AbstractMachine learning (ML) has been proposed as a taxonomy-independent approach using environmental DNA (eDNA) for ecosystem biomonitoring. Representations of eDNA amplicons either as clustered sequences termed operational taxonomic units (OTUs) or unique sequences termed amplicon sequence variants (ASVs) are used as inputs in current ML practices, with varied successes reported.

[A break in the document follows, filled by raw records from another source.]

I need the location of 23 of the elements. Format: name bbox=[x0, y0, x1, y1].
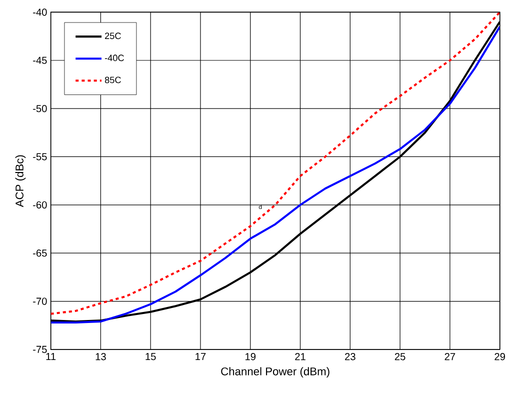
legend-label: 25C bbox=[105, 32, 121, 39]
x-tick-label: 25 bbox=[394, 352, 406, 360]
y-tick-label: -40 bbox=[33, 8, 47, 16]
x-tick-label: 19 bbox=[246, 352, 256, 360]
x-tick-label: 23 bbox=[345, 352, 356, 360]
legend-label: 85C bbox=[104, 76, 121, 84]
y-tick-label: -55 bbox=[33, 153, 47, 160]
y-tick-label: -45 bbox=[33, 56, 47, 64]
x-tick-label: 15 bbox=[146, 352, 156, 360]
y-axis-title: ACP (dBc) bbox=[15, 155, 26, 207]
y-tick-label: -70 bbox=[33, 298, 47, 305]
x-tick-label: 29 bbox=[494, 352, 505, 360]
x-tick-label: 13 bbox=[96, 352, 106, 360]
legend-label: -40C bbox=[104, 54, 124, 61]
x-tick-label: 27 bbox=[444, 352, 456, 360]
x-tick-label: 11 bbox=[46, 352, 56, 360]
x-tick-label: 17 bbox=[196, 352, 206, 360]
y-tick-label: -75 bbox=[33, 346, 47, 353]
y-tick-label: -50 bbox=[33, 104, 47, 112]
y-tick-label: -65 bbox=[33, 249, 47, 257]
y-tick-label: -60 bbox=[33, 201, 47, 208]
x-tick-label: 21 bbox=[295, 352, 306, 360]
x-axis-title: Channel Power (dBm) bbox=[221, 367, 330, 378]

Biogeographic data encompassing the physical, climate and ecological observations collected at biomonitoring sites provide a repository of potential informative features that can augment ML performance in combination with eDNA data. I introduce a multimodal ML workflow using combined eDNA and biogeographic features for ecosystem biomonitoring. Differentially abundant ASVs were merged with biogeographic data and used as input in an automated ML approach. Using Switzerland\'s freshwater macroinvertebrate eDNA dataset collected across 163 biomonitoring sites and impact prediction as an example, I show that the multimodal ML approach (83.3% accuracy) significantly outperformed ML using only ASVs (66.7% accuracy) or OTUs (64.6% accuracy). Shapley additive explanation of the best ML model revealed key biogeographic features and species/taxa impacting upon predictions. The proposed workflow can be readily adopted in existing bioinformatics/ML pipelines and will further advance the use of eDNA for biomonitoring.